Снова Сидоркин стал смотреть на близкие борта судов и краем уха все прислушивался, что еще скажут эти разговорчивые дружки.
- К Верунчику-то заходил? - спросил таможенник.
- Ее Верой зовут, - сдержанно сказал пограничник.
- Что, уже успел разочароваться в девушке?
- Брата ее встретил пьяного.
- Редкое явление в нашем городе! - съязвил таможенник.
- Не нравится он мне. Хитрый какой-то, себе на уме. Боюсь, он из тех "братиков", что околачиваются на толкучке.
- Пьяные разные бывают. На днях видел сцену: бабы над пьяным хлопочут, а он выкомаривается, стихи им читает: "Сердобольные русские бабы волокут непосильную пьянь".
- Есенин, что ли?
- Шут его знает. Бабы говорят: пьяный пьяному рознь. Жалеют: хороший, видать, человек. Другой бы матом, а он стихами кроет…
Помолчали. Катер наклонился на крутом повороте и закачался на своих же волнах, отраженных от причальной стенки.
- Смех прямо! Бежит, например, человек по бульвару в спортивном костюме - все оглядываются, плечами пожимают. Идет пьяный, еле на ногах держится - хоть бы кто слово сказал. Привыкли, что ли?
- Еще Маяковский сказал: "Класс, он тоже выпить не дурак".

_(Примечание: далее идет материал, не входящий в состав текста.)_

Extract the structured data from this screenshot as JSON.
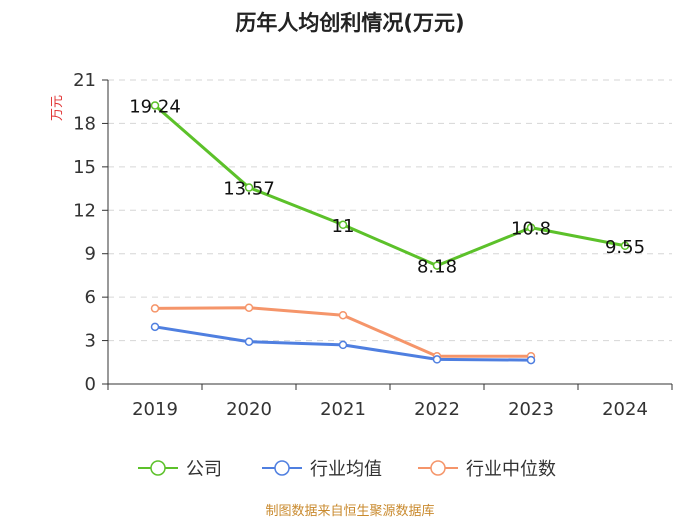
{
  "chart_data": {
    "type": "line",
    "title": "历年人均创利情况(万元)",
    "ylabel": "万元",
    "xlabel": "",
    "categories": [
      "2019",
      "2020",
      "2021",
      "2022",
      "2023",
      "2024"
    ],
    "ylim": [
      0,
      21
    ],
    "yticks": [
      0,
      3,
      6,
      9,
      12,
      15,
      18,
      21
    ],
    "grid": true,
    "legend_position": "bottom",
    "series": [
      {
        "name": "公司",
        "color": "#5cc12a",
        "values": [
          19.24,
          13.57,
          11,
          8.18,
          10.8,
          9.55
        ],
        "labels": [
          "19.24",
          "13.57",
          "11",
          "8.18",
          "10.8",
          "9.55"
        ]
      },
      {
        "name": "行业均值",
        "color": "#4f7fe0",
        "values": [
          3.95,
          2.92,
          2.7,
          1.7,
          1.65,
          null
        ]
      },
      {
        "name": "行业中位数",
        "color": "#f5956a",
        "values": [
          5.22,
          5.27,
          4.75,
          1.92,
          1.92,
          null
        ]
      }
    ],
    "source": "制图数据来自恒生聚源数据库"
  }
}
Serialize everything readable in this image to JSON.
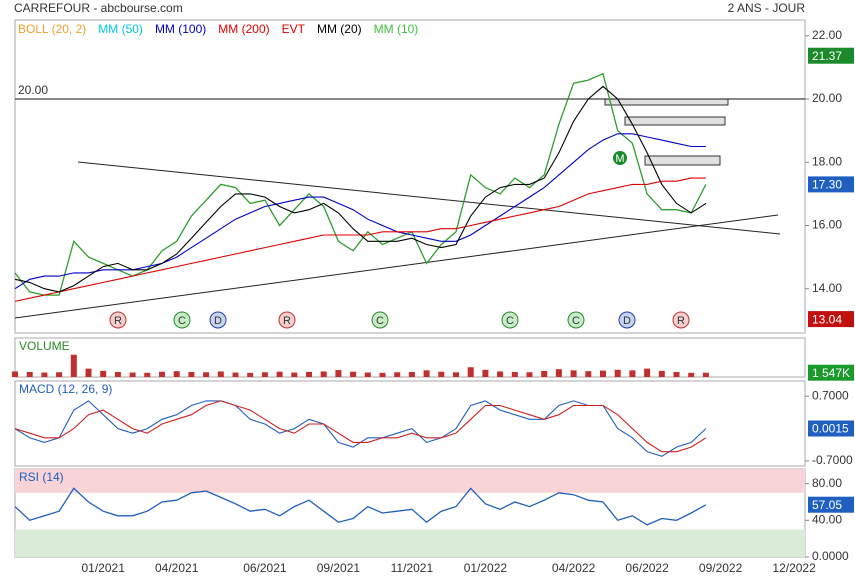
{
  "chart_data": [
    {
      "type": "line",
      "title": "CARREFOUR - abcbourse.com",
      "subtitle": "2 ANS - JOUR",
      "color": "#2e9e2e",
      "categories": [
        null,
        null,
        null,
        null,
        null,
        null,
        "01/2021",
        null,
        null,
        null,
        null,
        "04/2021",
        null,
        null,
        null,
        null,
        null,
        "06/2021",
        null,
        null,
        null,
        null,
        "09/2021",
        null,
        null,
        null,
        null,
        "11/2021",
        null,
        null,
        null,
        null,
        "01/2022",
        null,
        null,
        null,
        null,
        null,
        "04/2022",
        null,
        null,
        null,
        null,
        "06/2022",
        null,
        null,
        null,
        null,
        "09/2022",
        null,
        null,
        null,
        null,
        "12/2022"
      ],
      "values": [
        14.5,
        13.9,
        13.8,
        13.8,
        15.5,
        15.0,
        14.8,
        14.6,
        14.4,
        14.6,
        15.2,
        15.5,
        16.3,
        16.8,
        17.3,
        17.2,
        16.7,
        16.8,
        16.0,
        16.5,
        17.0,
        16.6,
        15.5,
        15.2,
        15.8,
        15.4,
        15.6,
        15.8,
        14.8,
        15.4,
        15.8,
        17.6,
        17.2,
        17.0,
        17.5,
        17.2,
        17.6,
        19.2,
        20.5,
        20.6,
        20.8,
        19.0,
        18.6,
        17.0,
        16.5,
        16.5,
        16.4,
        17.3,
        null,
        null,
        null,
        null,
        null,
        null
      ],
      "series": [
        {
          "name": "BOLL (20, 2)",
          "color": "#f0a030"
        },
        {
          "name": "MM (50)",
          "color": "#00c8e0"
        },
        {
          "name": "MM (100)",
          "color": "#0000c8",
          "values": [
            14.0,
            14.3,
            14.4,
            14.4,
            14.5,
            14.5,
            14.6,
            14.6,
            14.6,
            14.7,
            14.8,
            15.0,
            15.3,
            15.6,
            15.9,
            16.2,
            16.4,
            16.6,
            16.7,
            16.8,
            16.9,
            16.9,
            16.7,
            16.5,
            16.2,
            16.0,
            15.8,
            15.7,
            15.6,
            15.5,
            15.5,
            15.7,
            16.0,
            16.3,
            16.6,
            16.9,
            17.2,
            17.6,
            18.0,
            18.4,
            18.7,
            18.9,
            18.9,
            18.8,
            18.7,
            18.6,
            18.5,
            18.5,
            null,
            null,
            null,
            null,
            null,
            null
          ]
        },
        {
          "name": "MM (200)",
          "color": "#e00000",
          "values": [
            13.6,
            13.7,
            13.8,
            13.9,
            14.0,
            14.1,
            14.2,
            14.3,
            14.4,
            14.5,
            14.6,
            14.7,
            14.8,
            14.9,
            15.0,
            15.1,
            15.2,
            15.3,
            15.4,
            15.5,
            15.6,
            15.7,
            15.7,
            15.7,
            15.7,
            15.8,
            15.8,
            15.8,
            15.8,
            15.9,
            15.9,
            16.0,
            16.1,
            16.2,
            16.3,
            16.4,
            16.5,
            16.6,
            16.8,
            17.0,
            17.1,
            17.2,
            17.3,
            17.3,
            17.4,
            17.4,
            17.5,
            17.5,
            null,
            null,
            null,
            null,
            null,
            null
          ]
        },
        {
          "name": "EVT",
          "color": "#e00000"
        },
        {
          "name": "MM (20)",
          "color": "#000000",
          "values": [
            14.3,
            14.2,
            14.0,
            13.9,
            14.1,
            14.4,
            14.7,
            14.8,
            14.6,
            14.6,
            14.8,
            15.1,
            15.6,
            16.1,
            16.6,
            17.0,
            17.0,
            16.9,
            16.6,
            16.4,
            16.5,
            16.7,
            16.4,
            15.9,
            15.5,
            15.5,
            15.5,
            15.6,
            15.4,
            15.3,
            15.4,
            16.3,
            16.9,
            17.2,
            17.3,
            17.3,
            17.5,
            18.3,
            19.3,
            20.0,
            20.4,
            20.0,
            19.2,
            18.3,
            17.3,
            16.7,
            16.4,
            16.7,
            null,
            null,
            null,
            null,
            null,
            null
          ]
        },
        {
          "name": "MM (10)",
          "color": "#40c040"
        }
      ],
      "ylim": [
        12.6,
        22.5
      ],
      "yticks": [
        {
          "value": 14,
          "label": "14.00"
        },
        {
          "value": 16,
          "label": "16.00"
        },
        {
          "value": 18,
          "label": "18.00"
        },
        {
          "value": 20,
          "label": "20.00"
        },
        {
          "value": 22,
          "label": "22.00"
        }
      ],
      "hline": {
        "value": 20,
        "label": "20.00"
      },
      "last_labels": [
        {
          "value": 21.37,
          "label": "21.37",
          "color": "#1a8a2a"
        },
        {
          "value": 17.3,
          "label": "17.30",
          "color": "#1f5fbf"
        },
        {
          "value": 13.04,
          "label": "13.04",
          "color": "#c01010"
        }
      ],
      "events": [
        "R",
        "C",
        "D",
        "R",
        "C",
        "C",
        "C",
        "D",
        "R",
        "M"
      ]
    },
    {
      "type": "bar",
      "title": "VOLUME",
      "color": "#c03030",
      "values": [
        2000,
        1800,
        1600,
        1700,
        8000,
        3000,
        2200,
        1800,
        1600,
        1500,
        1900,
        2100,
        1800,
        1700,
        2000,
        1600,
        1500,
        1700,
        1900,
        1600,
        1800,
        2000,
        2500,
        1900,
        1600,
        1500,
        1700,
        1800,
        2400,
        1900,
        1700,
        3500,
        2600,
        2000,
        1800,
        1700,
        2200,
        2800,
        2400,
        2100,
        2300,
        2600,
        2400,
        3000,
        2200,
        1800,
        1500,
        1547,
        null,
        null,
        null,
        null,
        null,
        null
      ],
      "ylim": [
        0,
        14000
      ],
      "yticks": [],
      "last_labels": [
        {
          "value": 1547,
          "label": "1 547K",
          "color": "#1a9a2a"
        }
      ]
    },
    {
      "type": "line",
      "title": "MACD (12, 26, 9)",
      "series": [
        {
          "name": "MACD",
          "color": "#1f5fbf",
          "values": [
            0.0,
            -0.2,
            -0.3,
            -0.2,
            0.4,
            0.6,
            0.3,
            0.0,
            -0.1,
            0.0,
            0.2,
            0.3,
            0.5,
            0.6,
            0.6,
            0.5,
            0.2,
            0.1,
            -0.1,
            0.0,
            0.2,
            0.1,
            -0.3,
            -0.4,
            -0.2,
            -0.2,
            -0.1,
            0.0,
            -0.3,
            -0.2,
            0.0,
            0.5,
            0.6,
            0.4,
            0.3,
            0.2,
            0.2,
            0.5,
            0.6,
            0.5,
            0.5,
            0.0,
            -0.2,
            -0.5,
            -0.6,
            -0.4,
            -0.3,
            0.0,
            null,
            null,
            null,
            null,
            null,
            null
          ]
        },
        {
          "name": "Signal",
          "color": "#d02020",
          "values": [
            0.0,
            -0.1,
            -0.2,
            -0.2,
            0.0,
            0.3,
            0.4,
            0.2,
            0.0,
            -0.1,
            0.1,
            0.2,
            0.3,
            0.5,
            0.6,
            0.5,
            0.4,
            0.2,
            0.0,
            -0.1,
            0.1,
            0.1,
            -0.1,
            -0.3,
            -0.3,
            -0.2,
            -0.2,
            -0.1,
            -0.2,
            -0.2,
            -0.1,
            0.2,
            0.5,
            0.5,
            0.4,
            0.3,
            0.2,
            0.3,
            0.5,
            0.5,
            0.5,
            0.3,
            0.0,
            -0.3,
            -0.5,
            -0.5,
            -0.4,
            -0.2,
            null,
            null,
            null,
            null,
            null,
            null
          ]
        }
      ],
      "ylim": [
        -0.81,
        1.03
      ],
      "yticks": [
        {
          "value": -0.7,
          "label": "-0.7000"
        },
        {
          "value": 0.7,
          "label": "0.7000"
        }
      ],
      "last_labels": [
        {
          "value": 0.0015,
          "label": "0.0015",
          "color": "#1f5fbf"
        }
      ]
    },
    {
      "type": "line",
      "title": "RSI (14)",
      "color": "#1f5fbf",
      "values": [
        55,
        40,
        45,
        50,
        75,
        60,
        50,
        45,
        45,
        50,
        60,
        62,
        70,
        72,
        65,
        58,
        50,
        52,
        45,
        55,
        62,
        50,
        38,
        42,
        55,
        48,
        50,
        52,
        38,
        50,
        55,
        75,
        58,
        52,
        60,
        55,
        62,
        70,
        68,
        62,
        60,
        40,
        45,
        35,
        42,
        40,
        48,
        57,
        null,
        null,
        null,
        null,
        null,
        null
      ],
      "ylim": [
        0,
        96
      ],
      "yticks": [
        {
          "value": 0,
          "label": "0.0000"
        },
        {
          "value": 40,
          "label": "40.00"
        },
        {
          "value": 80,
          "label": "80.00"
        }
      ],
      "overbought": 70,
      "oversold": 30,
      "last_labels": [
        {
          "value": 57.05,
          "label": "57.05",
          "color": "#1f5fbf"
        }
      ]
    }
  ]
}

- Выпить - это ж не напиваться. Я все думаю: почему такое общественное терпение к пьяным? Как прежде к юродивым…
- Бить их некому, - сказал Сидоркин, не оборачиваясь.
- Вот тебе глас из народа, - обрадовался таможенник. - Только не кнутом надо бить - словом.
- Мертвому припарки…
Катер толкнулся, ударившись о причал. От неожиданности Сидоркин стукнулся головой о переборку и выругался. И стал ждать, когда сойдет последний пассажир.